"Octomom" or "Octo-moron"—Nurses' Blogs Weigh In


The "octomom" is the center of attention on nurses' blogs.

On Mardi Gras day, it's tradition in New Orleans to wear a costume and walk the streets prior to the start of the parades. This year, many people dressed up as the "octomom." Some attached eight baby dolls to the front of their costumes while others hung them from fishing poles or attached them to a ball and chain that they dragged along the street. People along the parade route pointed and laughed.

The "octomom" is receiving considerable attention on nurses' blogs as well. While most nurses like to think of themselves as nonjudgmental and accepting, the posts and responses on nurses' blogs are anything but. A common sentiment is that the "octomom" is really an "octo-moron." More than one nurse has written that the "octomom" needs her head examined. Particularly amusing are the ways that the babies' birth have been described. One nurse wrote that it's not right to "pump out a litter" while another wrote that the uterus is not a clown car at the circus.

The financial implications of raising eight children (and their six siblings) have been discussed on nurses' blogs. One nurse wrote that adoption is the only rational decision. On nurses' and other blogs, writers express resentment that they (as taxpayers) will ultimately be supporting these children. A new round of resentment arose when the "octomom" told the media that the hospital may not release the babies.
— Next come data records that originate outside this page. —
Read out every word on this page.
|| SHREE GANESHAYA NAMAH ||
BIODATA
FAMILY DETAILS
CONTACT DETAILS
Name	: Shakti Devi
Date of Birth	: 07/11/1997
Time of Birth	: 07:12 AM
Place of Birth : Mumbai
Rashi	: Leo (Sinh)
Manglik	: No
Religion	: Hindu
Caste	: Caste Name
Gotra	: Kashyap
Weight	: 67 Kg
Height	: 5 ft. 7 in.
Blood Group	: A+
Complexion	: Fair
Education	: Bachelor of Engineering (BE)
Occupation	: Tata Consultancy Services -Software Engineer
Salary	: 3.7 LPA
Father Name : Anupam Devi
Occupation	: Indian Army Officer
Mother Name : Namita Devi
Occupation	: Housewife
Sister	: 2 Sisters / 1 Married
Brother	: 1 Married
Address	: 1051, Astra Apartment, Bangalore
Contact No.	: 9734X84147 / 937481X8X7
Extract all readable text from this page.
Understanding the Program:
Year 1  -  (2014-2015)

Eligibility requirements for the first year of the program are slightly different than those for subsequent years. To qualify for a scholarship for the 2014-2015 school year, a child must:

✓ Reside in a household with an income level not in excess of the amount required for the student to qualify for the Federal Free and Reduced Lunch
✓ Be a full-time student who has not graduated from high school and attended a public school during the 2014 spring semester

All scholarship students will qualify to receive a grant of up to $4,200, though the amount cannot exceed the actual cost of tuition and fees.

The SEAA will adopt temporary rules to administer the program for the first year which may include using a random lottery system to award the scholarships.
Many news outlets appropriately reported that child protective services, not hospitals, have the authority to decide if they babies can go home. And as one nurse blogger wrote, the emphasis should be shifted from the "octomom" keeping the babies ("as if they were toys that she found in the woods") to how she is obligated to support them.

A number of nurse bloggers point the finger to the fertility specialist who implanted six embryos (two of the embryos split, so eight babies were born). Several bloggers support the creation of laws and/or regulations that limit the number of implants. Other bloggers also suggest that the media should stop giving the "octomom" the attention she has been receiving, and "let her fade into the sunset, where the reality of caring for 14 children will set in." In any event, the "octomom" was the center of attention on nurses' blogs this past week and will likely to continue to garner attention until the next sensational story comes along.